The waste bin is designed by Postdoc. Vincent Edjabou and a group of students, here represented by Cecilie Gudsøe, all from DTU. The idea to design and develop an intellectual waste bin started in Social Lab 18 in April 2018 at the first workshop in Budapest with an international co-creation between all the Social Lab participants. Recently after the workshop Vincent described the ambition was to test and evaluate a newly designed waste bin equipped with sensors. The ultimate goal of a waste sorting system is to obtain cleaner residual resources that can be recycled to substitute raw materials. The aim of the projects was to design and evaluate an innovative method to increase both the quantity and quality of source-sorted solid waste.

Now the project is one of two on-going pilot actions in Social Lab 18 and the project has become closer to fulfill the ambition.

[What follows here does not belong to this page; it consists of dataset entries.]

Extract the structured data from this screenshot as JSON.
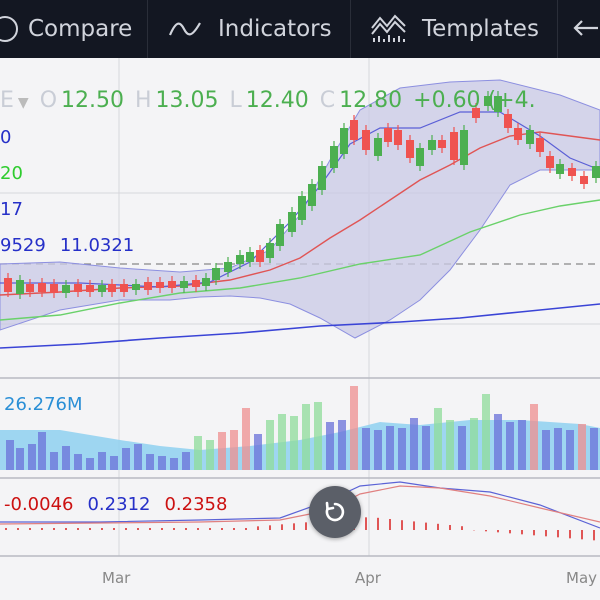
{
  "toolbar": {
    "compare_label": "Compare",
    "indicators_label": "Indicators",
    "templates_label": "Templates"
  },
  "legend": {
    "symbol_suffix": "E",
    "open_label": "O",
    "open_value": "12.50",
    "high_label": "H",
    "high_value": "13.05",
    "low_label": "L",
    "low_value": "12.40",
    "close_label": "C",
    "close_value": "12.80",
    "change_value": "+0.60 (+4.",
    "ma_line_1": "0",
    "ma_line_2": "20",
    "ma_line_3": "17",
    "bb_values": [
      "9529",
      "11.0321"
    ]
  },
  "volume": {
    "value": "26.276M"
  },
  "macd": {
    "values": [
      "-0.0046",
      "0.2312",
      "0.2358"
    ]
  },
  "x_axis": {
    "labels": [
      "Mar",
      "Apr",
      "May"
    ]
  },
  "colors": {
    "up": "#4caf50",
    "down": "#ef5350",
    "bb": "#6c6fd6",
    "ma_red": "#e05555",
    "ma_green": "#6ad16a",
    "ma_blue": "#3a44d6",
    "volume_area": "#8ed0f0",
    "macd_blue": "#3a44d6",
    "macd_red": "#cc1111",
    "toolbar_bg": "#131722"
  },
  "icons": {
    "reset_chart": "undo-arrow-icon",
    "compare": "compare-icon",
    "indicators": "indicators-icon",
    "templates": "templates-icon"
  }
}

At first, the waste bins were developed to be in a “normal” and private kitchen. But when the demo model was tested it was clear that the talking aspect of the waste bin was too disturbing. Vincent and his group of students decided to test the waste bin in a more dynamic environment – Roskilde Festival.

Why the Roskilde Festival? 

The answer was simple according to Cecilie; sorting garbage doesn’t take up much space in our minds when we are at a festival. In 2017 Roskilde Festival generated more than 20 tons of waste and only 18 % was sorted and recycled. Because of that, Roskilde’s ambition is now to sort 10 % more garbage every year. If the festival will achieve the goal, new projects will have to rethink the waste system. 

Every year, the Festival is taking up the challenge of responsible innovation by bringing in projects aiming to contribute to social challenges. This year BINTELLIGENT was one of almost 15 projects at the Festival’s Food Court. Most of the projects are developed at DTU. Roskilde Festival has therefore without a doubt been a good environment to test the project. 

The adjustment of BINTELLIGENT was finished just in time to join the Festival’s food court, and as the pictures illustrate, BINTELLIGENT consists of separate waste bins placed next to each other. On each of the bins, there are buttons you can press and learn more about garbage sorting and also, each of the waste bins illustrates what to put in the waste bins.

BINTELLIGENT consisting of separate waste bins placed next to each other.

During the festival, Vincent, Cecilie, and the other students went around to tell the guests about their project and to get people to try it out.
Vincent tells us that all the guests liked the idea!
By testing the waste bin at a festival and going around seeking to get the guest to participate, the process of the project uses public engagement as an inspiration. None of the guests saw the waste bins as controlling or behavioral regulation in a negative way. And it is clear that an intelligent waste bin like BINTELLIGENT works better in a dynamic environment compared to a private kitchen. After the Festival BINTELLIGENT has not been further developed, but according to Cecilie, she and the other students would like to keep developing the waste bin.

Participants of the Roskilde Festival testing BINTELLIGENT.